Napoleone fece tutto questo, ed in una poesia che racconta la sua storia ci si aspetta che questi avvenimenti siano menzionati o quanto meno parafrasati. Discorso diverso per il testo di Ungaretti:

M’illumino
d’immenso


In questo testo c’è la sottrazione che evidenziava Barthes. Ci rendiamo perfettamente conto che il significato più profondo di questa poesia ci sfugge, e questo ci tiene avvinti e legati fortemente ad essa.
Inoltre, in questi due casi troviamo applicata un’altra idea di Barthes. “Lo scrittore di piacere (e il suo lettore) accetta la lettera; rinunciando al godimento ha il diritto e il potere di dirla … La critica verte sempre su testi di piacere, mai su testi di godimento … Con lo scrittore di godimento (e il suo lettore) comincia il testo insostenibile, il testo impossibile”. In questi due casi vediamo applicata questa differenza: mentre una critica a “Il 5 maggio” è relativamente semplice (perché sappiamo cosa dice e a cosa si riferisce), per “Mattina” il discorso è estremamente diverso; chi può dire cosa significhi veramente questo testo?

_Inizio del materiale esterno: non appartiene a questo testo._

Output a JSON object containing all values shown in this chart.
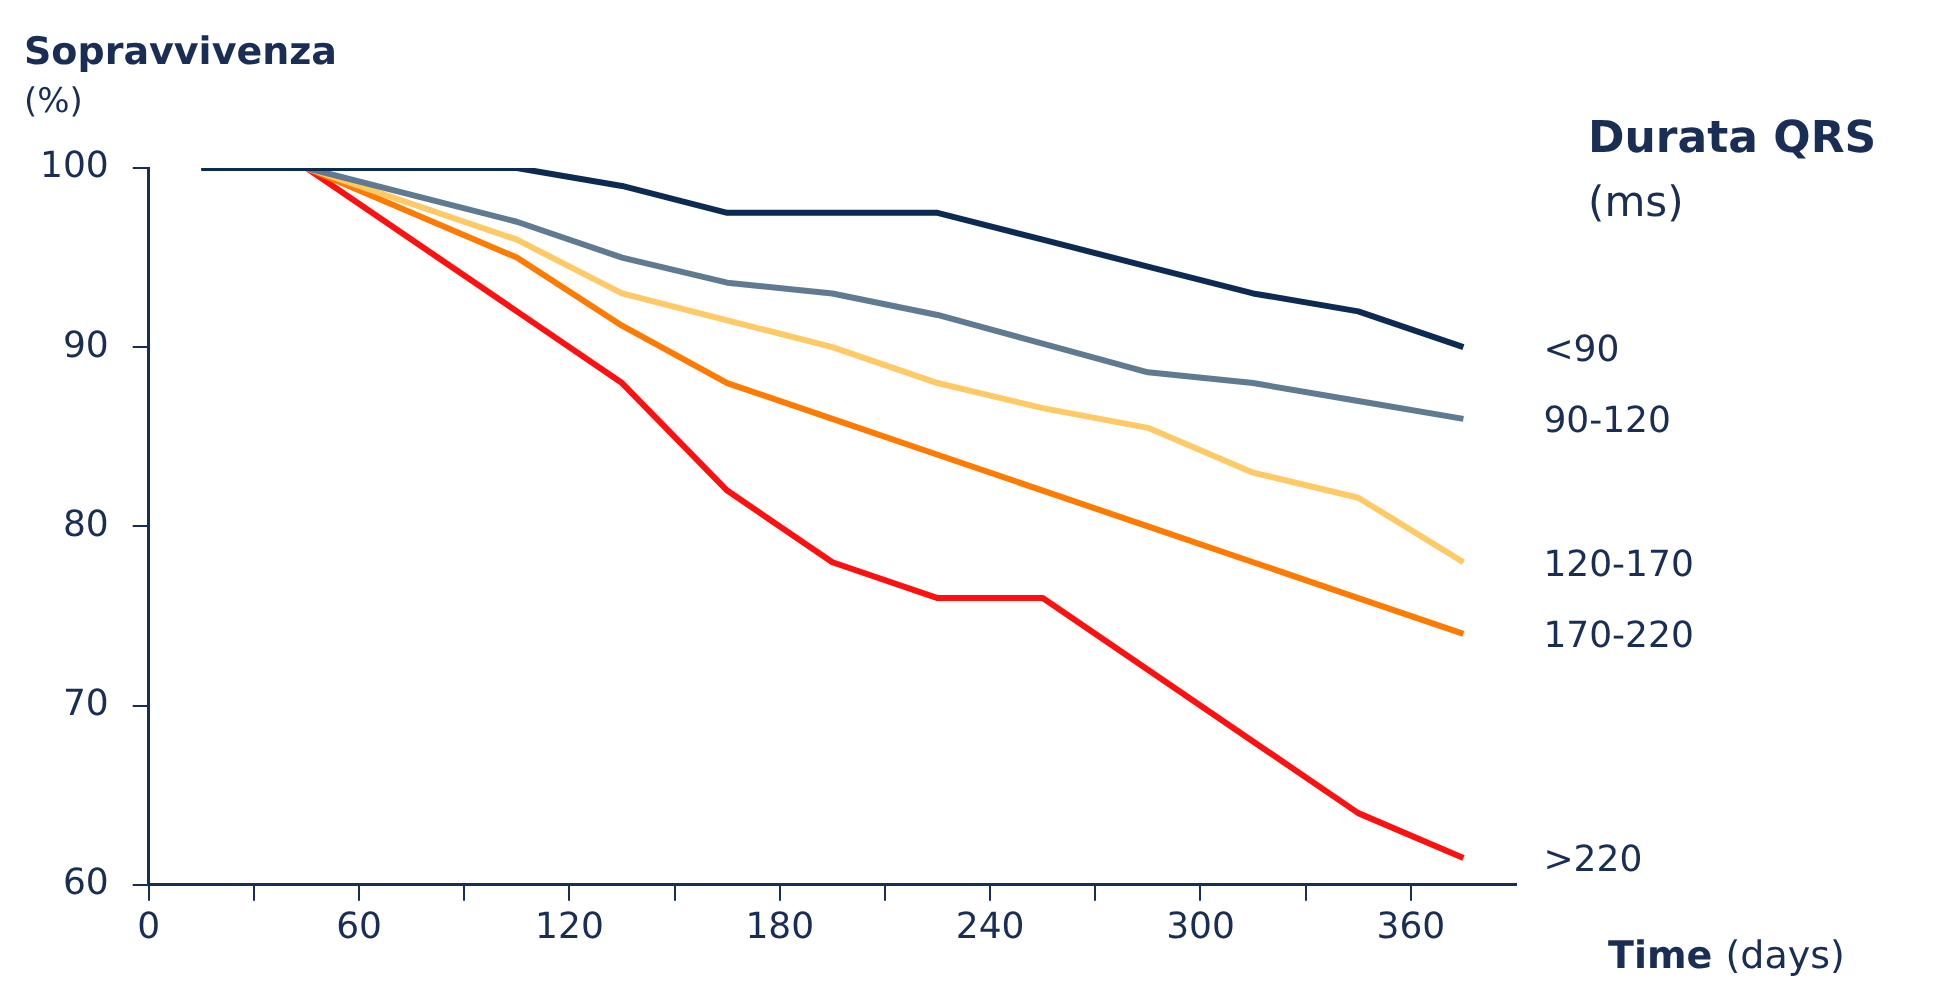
{
  "chart_data": {
    "type": "line",
    "ylabel": "Sopravvivenza (%)",
    "xlabel": "Time (days)",
    "legend_title": "Durata QRS (ms)",
    "x": [
      15,
      45,
      105,
      135,
      165,
      195,
      225,
      255,
      285,
      315,
      345,
      375
    ],
    "series": [
      {
        "name": "<90",
        "color": "#0d2b52",
        "values": [
          100,
          100,
          100,
          99,
          97.5,
          97.5,
          97.5,
          96,
          94.5,
          93,
          92,
          90
        ]
      },
      {
        "name": "90-120",
        "color": "#5f7a91",
        "values": [
          100,
          100,
          97,
          95,
          93.6,
          93,
          91.8,
          90.2,
          88.6,
          88,
          87,
          86
        ]
      },
      {
        "name": "120-170",
        "color": "#ffc966",
        "values": [
          100,
          100,
          96,
          93,
          91.5,
          90,
          88,
          86.6,
          85.5,
          83,
          81.6,
          78
        ]
      },
      {
        "name": "170-220",
        "color": "#ff7a00",
        "values": [
          100,
          100,
          95,
          91.2,
          88,
          86,
          84,
          82,
          80,
          78,
          76,
          74
        ]
      },
      {
        "name": ">220",
        "color": "#ff1010",
        "values": [
          100,
          100,
          92,
          88,
          82,
          78,
          76,
          76,
          72,
          68,
          64,
          61.5
        ]
      }
    ],
    "xlim": [
      0,
      390
    ],
    "xticks": [
      0,
      {
        "value": 30,
        "label": null
      },
      60,
      {
        "value": 90,
        "label": null
      },
      120,
      {
        "value": 150,
        "label": null
      },
      180,
      {
        "value": 210,
        "label": null
      },
      240,
      {
        "value": 270,
        "label": null
      },
      300,
      {
        "value": 330,
        "label": null
      },
      360
    ],
    "ylim": [
      60,
      100
    ],
    "yticks": [
      60,
      70,
      80,
      90,
      100
    ],
    "grid": false,
    "legend": "right",
    "marker": "none",
    "line_style": "solid"
  }
}
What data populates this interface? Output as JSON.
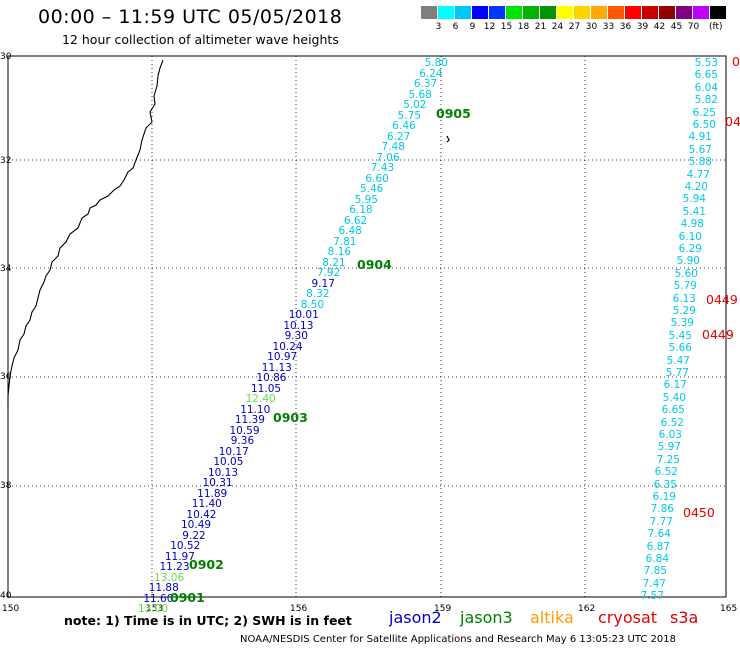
{
  "title": "00:00 – 11:59 UTC 05/05/2018",
  "subtitle": "12 hour collection of altimeter wave heights",
  "colorbar": {
    "colors": [
      "#7f7f7f",
      "#00ffff",
      "#00c8ff",
      "#0000ff",
      "#0037ff",
      "#00e400",
      "#00b400",
      "#009600",
      "#ffff00",
      "#ffd200",
      "#ffaa00",
      "#ff5a00",
      "#ff0000",
      "#c80000",
      "#960000",
      "#800080",
      "#c000ff",
      "#000000"
    ],
    "labels": [
      "3",
      "6",
      "9",
      "12",
      "15",
      "18",
      "21",
      "24",
      "27",
      "30",
      "33",
      "36",
      "39",
      "42",
      "45",
      "70"
    ],
    "unit": "(ft)"
  },
  "axes": {
    "lat_labels": [
      "30",
      "32",
      "34",
      "36",
      "38",
      "40"
    ],
    "lon_labels": [
      "150",
      "153",
      "156",
      "159",
      "162",
      "165"
    ]
  },
  "colors": {
    "jason2": "#0000c8",
    "jason3": "#008000",
    "altika": "#ff9900",
    "cryosat": "#e60000",
    "s3a": "#d40000",
    "cyan": "#00c8e6",
    "green_light": "#66dd44"
  },
  "track_left": [
    {
      "v": "5.80",
      "c": "cyan"
    },
    {
      "v": "6.24",
      "c": "cyan"
    },
    {
      "v": "6.37",
      "c": "cyan"
    },
    {
      "v": "5.68",
      "c": "cyan"
    },
    {
      "v": "5.02",
      "c": "cyan"
    },
    {
      "v": "5.75",
      "c": "cyan"
    },
    {
      "v": "6.46",
      "c": "cyan"
    },
    {
      "v": "6.27",
      "c": "cyan"
    },
    {
      "v": "7.48",
      "c": "cyan"
    },
    {
      "v": "7.06",
      "c": "cyan"
    },
    {
      "v": "7.43",
      "c": "cyan"
    },
    {
      "v": "6.60",
      "c": "cyan"
    },
    {
      "v": "5.46",
      "c": "cyan"
    },
    {
      "v": "5.95",
      "c": "cyan"
    },
    {
      "v": "6.18",
      "c": "cyan"
    },
    {
      "v": "6.62",
      "c": "cyan"
    },
    {
      "v": "6.48",
      "c": "cyan"
    },
    {
      "v": "7.81",
      "c": "cyan"
    },
    {
      "v": "8.16",
      "c": "cyan"
    },
    {
      "v": "8.21",
      "c": "cyan"
    },
    {
      "v": "7.92",
      "c": "cyan"
    },
    {
      "v": "9.17",
      "c": "blue"
    },
    {
      "v": "8.32",
      "c": "cyan"
    },
    {
      "v": "8.50",
      "c": "cyan"
    },
    {
      "v": "10.01",
      "c": "blue"
    },
    {
      "v": "10.13",
      "c": "blue"
    },
    {
      "v": "9.30",
      "c": "blue"
    },
    {
      "v": "10.24",
      "c": "blue"
    },
    {
      "v": "10.97",
      "c": "blue"
    },
    {
      "v": "11.13",
      "c": "blue"
    },
    {
      "v": "10.86",
      "c": "blue"
    },
    {
      "v": "11.05",
      "c": "blue"
    },
    {
      "v": "12.40",
      "c": "green_light"
    },
    {
      "v": "11.10",
      "c": "blue"
    },
    {
      "v": "11.39",
      "c": "blue"
    },
    {
      "v": "10.59",
      "c": "blue"
    },
    {
      "v": "9.36",
      "c": "blue"
    },
    {
      "v": "10.17",
      "c": "blue"
    },
    {
      "v": "10.05",
      "c": "blue"
    },
    {
      "v": "10.13",
      "c": "blue"
    },
    {
      "v": "10.31",
      "c": "blue"
    },
    {
      "v": "11.89",
      "c": "blue"
    },
    {
      "v": "11.40",
      "c": "blue"
    },
    {
      "v": "10.42",
      "c": "blue"
    },
    {
      "v": "10.49",
      "c": "blue"
    },
    {
      "v": "9.22",
      "c": "blue"
    },
    {
      "v": "10.52",
      "c": "blue"
    },
    {
      "v": "11.97",
      "c": "blue"
    },
    {
      "v": "11.23",
      "c": "blue"
    },
    {
      "v": "13.06",
      "c": "green_light"
    },
    {
      "v": "11.88",
      "c": "blue"
    },
    {
      "v": "11.60",
      "c": "blue"
    },
    {
      "v": "13.00",
      "c": "green_light"
    }
  ],
  "track_right": [
    "5.53",
    "6.65",
    "6.04",
    "5.82",
    "6.25",
    "6.50",
    "4.91",
    "5.67",
    "5.88",
    "4.77",
    "4.20",
    "5.94",
    "5.41",
    "4.98",
    "6.10",
    "6.29",
    "5.90",
    "5.60",
    "5.79",
    "6.13",
    "5.29",
    "5.39",
    "5.45",
    "5.66",
    "5.47",
    "5.77",
    "6.17",
    "5.40",
    "6.65",
    "6.52",
    "6.03",
    "5.97",
    "7.25",
    "6.52",
    "6.35",
    "6.19",
    "7.86",
    "7.77",
    "7.64",
    "6.87",
    "6.84",
    "7.85",
    "7.47",
    "7.57"
  ],
  "time_labels_left": [
    "0905",
    "0904",
    "0903",
    "0902",
    "0901"
  ],
  "time_labels_right": [
    "0",
    "04",
    "0449",
    "0449",
    "0450"
  ],
  "note": "note:  1) Time is in UTC;  2) SWH is in feet",
  "legend": [
    "jason2",
    "jason3",
    "altika",
    "cryosat",
    "s3a"
  ],
  "credit": "NOAA/NESDIS Center for Satellite Applications and Research     May  6 13:05:23 UTC 2018"
}
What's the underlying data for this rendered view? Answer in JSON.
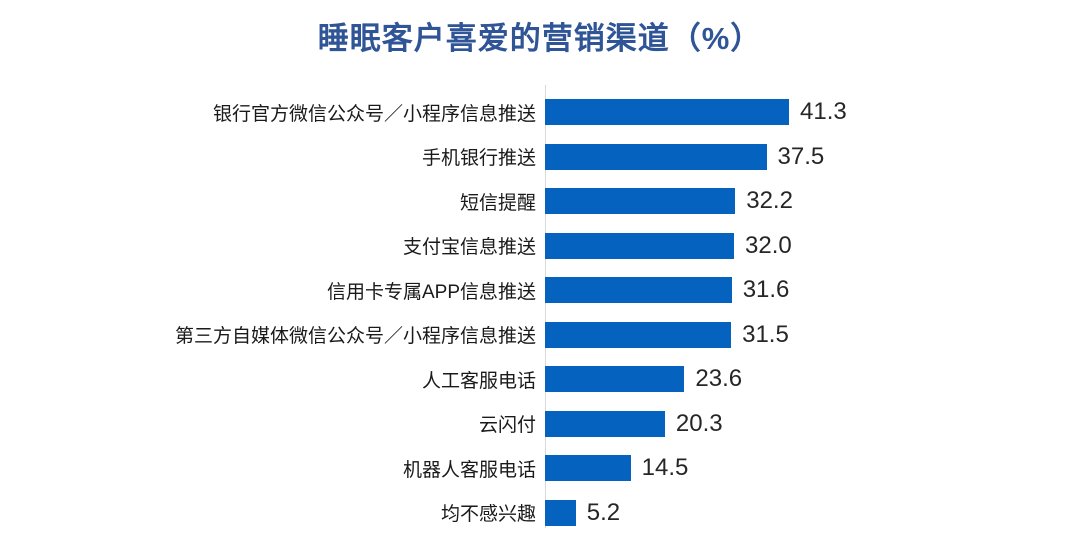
{
  "title": "睡眠客户喜爱的营销渠道（%）",
  "colors": {
    "bar": "#0562BE",
    "title_text": "#2F5597",
    "axis_line": "#D9D9D9",
    "label_text": "#1A1A1A",
    "value_text": "#262626",
    "background": "#FFFFFF"
  },
  "chart_data": {
    "type": "bar",
    "orientation": "horizontal",
    "title": "睡眠客户喜爱的营销渠道（%）",
    "categories": [
      "银行官方微信公众号／小程序信息推送",
      "手机银行推送",
      "短信提醒",
      "支付宝信息推送",
      "信用卡专属APP信息推送",
      "第三方自媒体微信公众号／小程序信息推送",
      "人工客服电话",
      "云闪付",
      "机器人客服电话",
      "均不感兴趣"
    ],
    "values": [
      41.3,
      37.5,
      32.2,
      32.0,
      31.6,
      31.5,
      23.6,
      20.3,
      14.5,
      5.2
    ],
    "value_labels": [
      "41.3",
      "37.5",
      "32.2",
      "32.0",
      "31.6",
      "31.5",
      "23.6",
      "20.3",
      "14.5",
      "5.2"
    ],
    "xlabel": "",
    "ylabel": "",
    "xlim": [
      0,
      45
    ],
    "grid": false,
    "legend": "none",
    "value_labels_shown": true,
    "bars_sorted": "descending"
  }
}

Leggere un testo può essere un’esperienza veramente coinvolgente. Tanto più questo può dirsi della poesia, soprattutto di quella “emozionale”, dove questa esperienza può davvero essere vissuta a 360 gradi coinvolgendo il lettore in un rapporto “passionale” (ci ispiriamo a Barthes quest’ultima volta). Del resto, queste potenzialità della poesia sono ben note da tempo, come diceva anche Giovan Battista Marino: “E’ del poeta il fin la meraviglia, … chi non sa far stupir, vada alla striglia!”.